Barbed wire with horse hair deco. :? 

She looks like a sweetie, I see no conformational flaws that will give you a rough ride on the trail.


----------



## Sunkissed28f (Apr 7, 2008)

I really wish people would take better pictures of the horses they want to sell. But you never know, some people just don't have the skills and when you see the horse in person it's WAY better than in the pictures. 

That's why I said there were some equine NO-NO's.
I don't approve. Haha!

Actually they have since replaced it with braided hot wire.

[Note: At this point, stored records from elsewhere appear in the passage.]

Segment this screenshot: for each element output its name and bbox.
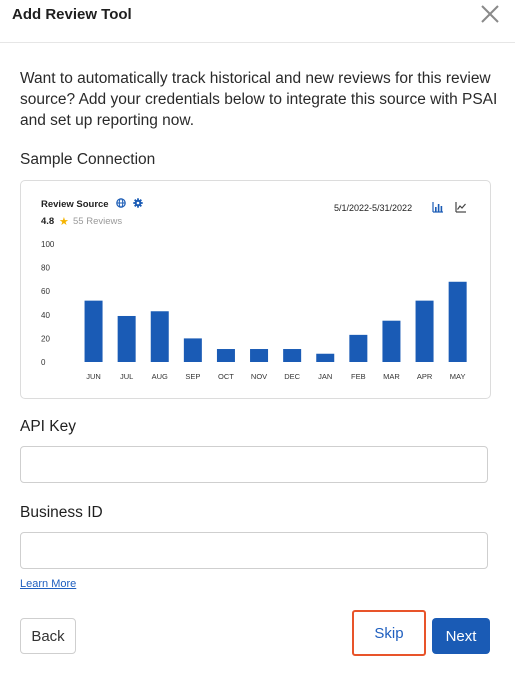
chart-bar <box>216 349 235 362</box>
x-tick-label: MAR <box>383 372 400 381</box>
x-tick-label: JUN <box>86 372 101 381</box>
chart-bar <box>250 349 269 362</box>
chart-bar <box>448 281 467 362</box>
x-tick-label: DEC <box>284 372 300 381</box>
x-tick-label: NOV <box>251 372 267 381</box>
chart-bar <box>150 311 169 362</box>
intro-text: Want to automatically track historical a… <box>20 70 498 129</box>
chart-bar <box>382 320 401 362</box>
skip-button[interactable]: Skip <box>354 612 424 654</box>
close-icon[interactable] <box>479 3 501 25</box>
api-key-input[interactable] <box>20 446 488 483</box>
y-tick-label: 40 <box>41 311 50 320</box>
x-tick-label: OCT <box>218 372 234 381</box>
reviews-bar-chart: 0 20 40 60 80 100 JUN JUL AUG SEP OCT NOV DEC JAN FEB M… <box>41 240 467 381</box>
chart-bar <box>316 353 335 362</box>
y-tick-label: 20 <box>41 334 50 343</box>
back-button[interactable]: Back <box>20 618 76 654</box>
skip-highlight: Skip <box>352 610 426 656</box>
x-tick-label: APR <box>417 372 433 381</box>
sample-connection-label: Sample Connection <box>20 151 156 168</box>
chart-bar <box>183 338 202 362</box>
x-tick-label: SEP <box>185 372 200 381</box>
x-tick-label: FEB <box>351 372 366 381</box>
business-id-label: Business ID <box>20 504 103 521</box>
y-tick-label: 0 <box>41 358 46 367</box>
dialog-header: Add Review Tool <box>0 0 515 43</box>
y-tick-label: 80 <box>41 264 50 273</box>
x-tick-label: AUG <box>152 372 168 381</box>
learn-more-link[interactable]: Learn More <box>20 578 76 590</box>
x-tick-label: JAN <box>318 372 332 381</box>
chart-bar <box>117 315 136 362</box>
y-tick-label: 100 <box>41 240 55 249</box>
chart-bar <box>415 300 434 362</box>
x-tick-label: JUL <box>120 372 133 381</box>
chart-bar <box>283 349 302 362</box>
chart-bar <box>349 334 368 362</box>
x-tick-label: MAY <box>450 372 466 381</box>
chart-bar <box>84 300 103 362</box>
api-key-label: API Key <box>20 418 76 435</box>
dialog-title: Add Review Tool <box>12 6 132 23</box>
sample-connection-card: Review Source 4.8 ★ 55 Reviews 5/1/2022-… <box>20 180 491 399</box>
y-tick-label: 60 <box>41 287 50 296</box>
next-button[interactable]: Next <box>432 618 490 654</box>
business-id-input[interactable] <box>20 532 488 569</box>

That was a part of the pasture that didn't hold horses and they had to move some there while they were dealing with down trees and such after some bad weather. 

Good to know she is kept in better conditions, huh?

Some of these folks in the south just don't get it. 

I didn't see/feel any major confirmation flaws either.

I am also getting a pre-purchase exam on her as well.


----------



## PoptartShop (Jul 25, 2010)

She looks pretty good for trail riding.  I say go for it.


----------



## saraequestrian (Dec 4, 2007)

Something about her front legs bug me. It looks like they curve in.


----------



## JustDressageIt (Oct 4, 2007)

saraequestrian said:


> Something about her front legs bug me. It looks like they curve in.


She's back at the knee. 

I don't see anything that would prevent her from being a trail horse.


----------



## Sunkissed28f (Apr 7, 2008)

She is a little back at the knee. All in all I don't see anything that's going to hinder her riding ability in the future.

Is it just me or do many draft breeds have a little of the "back at the knee" look? :wink:


----------



## Feathers (Dec 22, 2007)

I love her coloring!!!    Her mane is just gorgeous and her face has a nice soft look about it!


----------



## kitten_Val (Apr 25, 2007)

She's very nice. I don't see anything bad about her, should be good trail horse (if not spooky!).


----------



## Sunkissed28f (Apr 7, 2008)

Thanks. You should seen her cleaned up!

I'll have to take better pictures when I can. 

Poor baby was all dirty here. After a "spa day" she is a nice sorrel and her white is super white. I love the feathering on her feet. 

It's so funny to see her in person, the blaze is less severe and she is a lot larger than she looks in the pictures.


Tacked up she is a dream. She isn't flashy, but she is a looker when she wants to be. 

And she doesn't spook. She was a doll on the trail, while the horse in front of us went nuts over the slightest noises.


----------